Rooms to let
Hotels are a problem in Bermuda. They are expensive and 99% of them need some serious upgrading. Only in April the first new hotel opened on the island for 35 years near me at
Newstead. It also includes some fractional ownership apartments too, which is one of the very few allowances non-Bermudians have in purchasing property on the island. They cost between $129,000 to $360,000 for 8 weeks of yearly ownership.
It was just a start. After 35 years of the island's tourist trade relying on it's pink sands and hoary looking hotels to attract tourists, the government realised that the visitors who come in on the cruise-liners on average spend only a few dollars per head before getting back on board for their entertainment.
The government promised assistance and funding in encouraging foreign and Bermudian investment in both new developements and some major improvements to the existing hotels, and in particular the Grand Dame of them all the
Hamilton Princess. Michael Douglas' family owned
Ariel Sands also has plans of redevelopment.

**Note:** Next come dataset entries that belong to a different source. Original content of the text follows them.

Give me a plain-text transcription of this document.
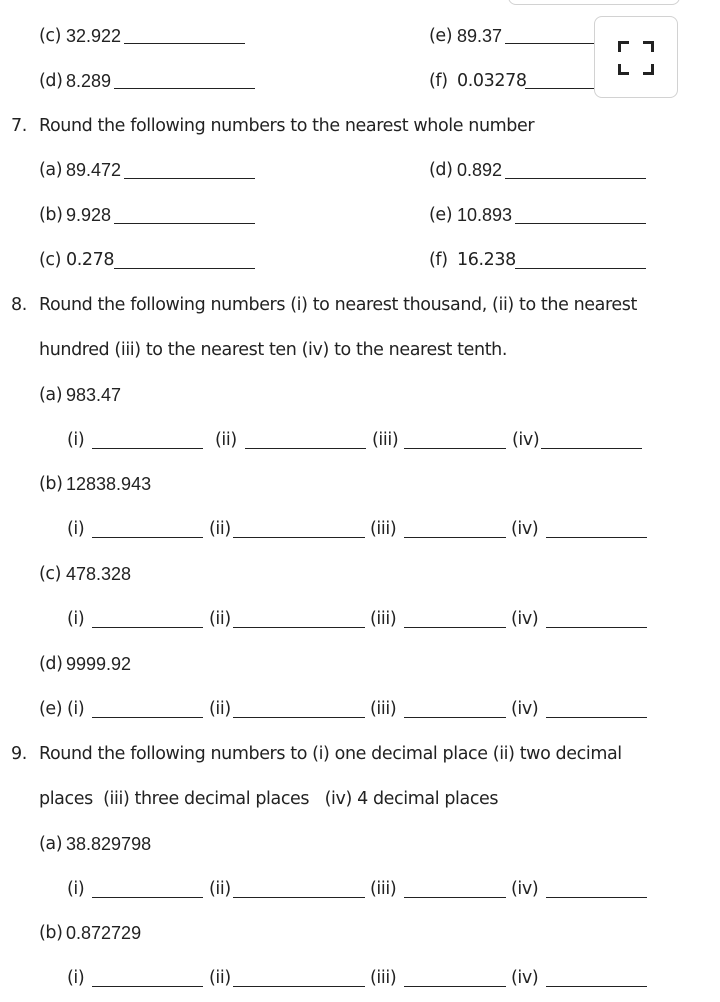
(c) 32.922	(e) 89.37
(d) 8.289	(f) 0.03278
7. Round the following numbers to the nearest whole number
(a) 89.472	(d) 0.892
(b) 9.928	(e) 10.893
(c) 0.278	(f) 16.238
8. Round the following numbers (i) to nearest thousand, (ii) to the nearest
hundred (iii) to the nearest ten (iv) to the nearest tenth.
(a) 983.47
(i)	(ii)	(iii)	(iv)
(b) 12838.943
(i)	(ii)	(iii)	(iv)
(c) 478.328
(i)	(ii)	(iii)	(iv)
(d) 9999.92
(e) (i)	(ii)	(iii)	(iv)
9. Round the following numbers to (i) one decimal place (ii) two decimal
places  (iii) three decimal places   (iv) 4 decimal places
(a) 38.829798
(i)	(ii)	(iii)	(iv)
(b) 0.872729
(i)	(ii)	(iii)	(iv)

A number of new hotel projects have been in the works, but many don't make it beyond the planning stage and the current economic climate I am sure is giving hoteliers a few wobbles. However a Ritz Carlton does look likely in Hamilton on the corner of Church Street and Par-La-Ville and later this year at the exclusive hamlet of Tuckers Point will be the Georgian looking
Tuckers Point Hotel, affiliated with the
Preferred Hotel Group, but owned by a Bermudian company. Then, noticeably not until 2011, the environmentally friendly Southampton Beach Resort being proposed by
Scout Real Estate Capital on a 32-acre oceanfront site in Southampton will open to the tune of $300m. Dubai's Jumeirah Resorts are also rumoured to be interested in opening here.
And yesterday, the old
Club Med hotel in St George, which has been shuttered for 18 years was finally demolished using controlled explosions, and the talk of the town as the 11 storeys came crashing down watched by hundreds of people on land and on sea (see photo). This will be the site of a new Park Hyatt, set to also open in 2011.